I’ve been working on PBR env map generation again and I’m in the mood of talking about it… so bare with me.
TL;DR if your PBR env lighting looks like crap with some envs, you may need to use “HighQuality” as a parameter when you generate your light probe, but it will be slower.
I happened to be testing a particular env map in JME, from this wonderful web site (that I recommend btw) https://hdrihaven.com/hdris/
Especially this environment https://hdrihaven.com/hdri/?h=flower_road
It was producing very shitty lighting in JME and I didn’t know why:
Shitty heh? this is done in 4.4 seconds.
I talked with my coworkers and it turned out that this env map has a huge lighting range. from 0 (the darkest spot) to 380000 (the brightest spot). Yes there is no typo.
You may not be familiar with how env maps are generated, but in short, we generate several blurry images of the env map, dividing the size by 2 for each new images. Those additional images are stored in the mip map of the env image and when rendering we go fetch the right one depending on the roughness of the material… easy.
But when you say “blur”, you say “samples”, and when you say “samples” you often say “lot of samples” to have good blur quality. And when you say “Lot of samples” you say “dead slow”.
In the original implementation we had progressive samples, meaning that we increased the samples depending on the mip map we were generating (because the more the roughness increase the blurrier is the image). so it was basically 1 for the first image (no need to blur this one) and up to 8192 for the last one.
Seems it’s not enough for this env map.
So I tried the blunt way of increasing these numbers… and went up to 131072 samples for each map except the first one and it literally took hours… for a shitty result (less shitty than the previous one… but nothing that’s worse hours).

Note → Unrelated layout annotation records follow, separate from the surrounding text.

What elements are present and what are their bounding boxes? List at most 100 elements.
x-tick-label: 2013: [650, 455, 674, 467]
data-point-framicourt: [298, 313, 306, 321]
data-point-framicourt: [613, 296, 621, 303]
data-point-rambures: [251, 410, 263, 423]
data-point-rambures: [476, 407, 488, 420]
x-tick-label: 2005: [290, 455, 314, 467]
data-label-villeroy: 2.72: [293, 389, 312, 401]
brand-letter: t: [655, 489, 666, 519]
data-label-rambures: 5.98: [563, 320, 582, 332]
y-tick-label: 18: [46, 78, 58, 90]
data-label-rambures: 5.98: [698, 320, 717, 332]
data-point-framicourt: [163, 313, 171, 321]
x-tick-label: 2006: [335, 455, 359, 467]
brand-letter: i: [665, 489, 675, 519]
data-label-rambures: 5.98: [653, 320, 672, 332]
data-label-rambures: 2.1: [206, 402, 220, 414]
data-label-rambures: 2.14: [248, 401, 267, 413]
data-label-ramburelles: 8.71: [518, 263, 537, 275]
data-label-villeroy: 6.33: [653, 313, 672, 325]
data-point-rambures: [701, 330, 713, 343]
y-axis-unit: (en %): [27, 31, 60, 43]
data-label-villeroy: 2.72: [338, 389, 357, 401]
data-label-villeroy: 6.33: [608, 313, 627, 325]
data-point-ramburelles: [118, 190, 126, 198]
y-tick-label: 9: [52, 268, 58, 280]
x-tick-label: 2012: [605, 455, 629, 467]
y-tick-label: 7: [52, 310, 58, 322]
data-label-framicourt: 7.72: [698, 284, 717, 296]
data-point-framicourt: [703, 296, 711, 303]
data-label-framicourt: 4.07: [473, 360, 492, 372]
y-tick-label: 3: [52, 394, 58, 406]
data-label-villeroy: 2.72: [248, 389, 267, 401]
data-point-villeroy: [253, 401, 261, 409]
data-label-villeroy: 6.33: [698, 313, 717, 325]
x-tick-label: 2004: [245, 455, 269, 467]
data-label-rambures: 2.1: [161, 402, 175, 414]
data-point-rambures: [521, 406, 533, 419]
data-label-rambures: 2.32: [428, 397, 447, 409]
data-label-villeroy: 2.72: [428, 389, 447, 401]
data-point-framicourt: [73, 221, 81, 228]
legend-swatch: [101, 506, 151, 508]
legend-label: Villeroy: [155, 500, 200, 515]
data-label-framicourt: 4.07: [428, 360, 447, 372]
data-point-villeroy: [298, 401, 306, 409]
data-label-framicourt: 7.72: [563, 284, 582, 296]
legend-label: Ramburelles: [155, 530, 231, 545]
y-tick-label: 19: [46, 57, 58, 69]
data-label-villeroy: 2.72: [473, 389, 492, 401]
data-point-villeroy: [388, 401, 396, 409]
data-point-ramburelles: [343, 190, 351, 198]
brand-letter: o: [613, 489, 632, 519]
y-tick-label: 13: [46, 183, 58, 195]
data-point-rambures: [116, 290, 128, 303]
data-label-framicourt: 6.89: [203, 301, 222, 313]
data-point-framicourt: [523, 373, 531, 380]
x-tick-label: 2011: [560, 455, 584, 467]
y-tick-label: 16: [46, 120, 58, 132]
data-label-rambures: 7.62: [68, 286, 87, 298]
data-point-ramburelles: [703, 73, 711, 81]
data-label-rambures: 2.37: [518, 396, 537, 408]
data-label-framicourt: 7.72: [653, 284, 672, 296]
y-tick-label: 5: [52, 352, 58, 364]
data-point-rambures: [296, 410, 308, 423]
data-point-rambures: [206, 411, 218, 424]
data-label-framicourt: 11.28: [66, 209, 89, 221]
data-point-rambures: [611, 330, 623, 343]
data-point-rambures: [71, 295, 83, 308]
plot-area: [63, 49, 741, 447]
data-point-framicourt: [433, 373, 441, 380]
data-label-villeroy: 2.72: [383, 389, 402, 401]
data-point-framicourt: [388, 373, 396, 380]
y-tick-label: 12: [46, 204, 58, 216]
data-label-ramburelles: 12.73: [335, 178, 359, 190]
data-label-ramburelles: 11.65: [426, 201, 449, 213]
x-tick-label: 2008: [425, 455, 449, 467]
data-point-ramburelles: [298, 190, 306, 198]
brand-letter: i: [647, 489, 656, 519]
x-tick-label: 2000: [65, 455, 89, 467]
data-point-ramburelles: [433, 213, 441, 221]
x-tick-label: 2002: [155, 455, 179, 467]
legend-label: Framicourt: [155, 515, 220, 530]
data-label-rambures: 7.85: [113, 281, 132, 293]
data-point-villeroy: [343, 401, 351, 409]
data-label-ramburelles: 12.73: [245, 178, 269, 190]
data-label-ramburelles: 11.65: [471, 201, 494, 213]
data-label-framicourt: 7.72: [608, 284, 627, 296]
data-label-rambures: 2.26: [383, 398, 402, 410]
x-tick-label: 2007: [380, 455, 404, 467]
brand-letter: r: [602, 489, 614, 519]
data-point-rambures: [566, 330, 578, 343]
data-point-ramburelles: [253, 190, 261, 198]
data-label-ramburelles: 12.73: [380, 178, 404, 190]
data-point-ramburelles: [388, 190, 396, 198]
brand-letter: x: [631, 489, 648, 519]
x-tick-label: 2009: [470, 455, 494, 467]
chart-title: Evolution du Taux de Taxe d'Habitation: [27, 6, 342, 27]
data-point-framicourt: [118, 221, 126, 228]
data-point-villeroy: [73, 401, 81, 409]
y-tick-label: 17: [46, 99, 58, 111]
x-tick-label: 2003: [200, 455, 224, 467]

So I dug up some implementations (have to say that I had huge hints from my sketchfab fellows). And it turns out there are some nice techniques to drastically reduce the number of samples you need.
first one, is to generate mip maps for the original env maps, and instead of fetching the samples in the biggest images, go fetch in the mips depending on the sample. There was a huge improvement
This was generated in 5.5 seconds.
Pretty cool, my hours long generation was not even close to this.
Though you can still see some weird patterns, and while it looks okish on spheres it was giving me very bad shading artifacts on real objects with different levels of roughness.
So I went ahead and added another step. the idea is that for each sample, we rotate it a bit and take another sample. Then we do it again. I achieved good results by rotating 18 times the samples for each pixels and here we go.
But of course… more samples… so more time, this one took 68 seconds to generate…
I figured it was a good compromise for this quality.
So I introduced a GenerationType params when you generate an env map. “Fast” won’t do the sample rotations, “HighQuality” will.
The thing is… Some env won’t need that high quality to work well
For example here is the path.hdr we have in the sample textures generate
There is literally no difference.
As a reference the old method for this env
So, whenever you generate your light probes and that you find that for a particular env map the lighting looks like crap… you may need to set “HighQuality”. Else you can keep the “Fast” (default) setting.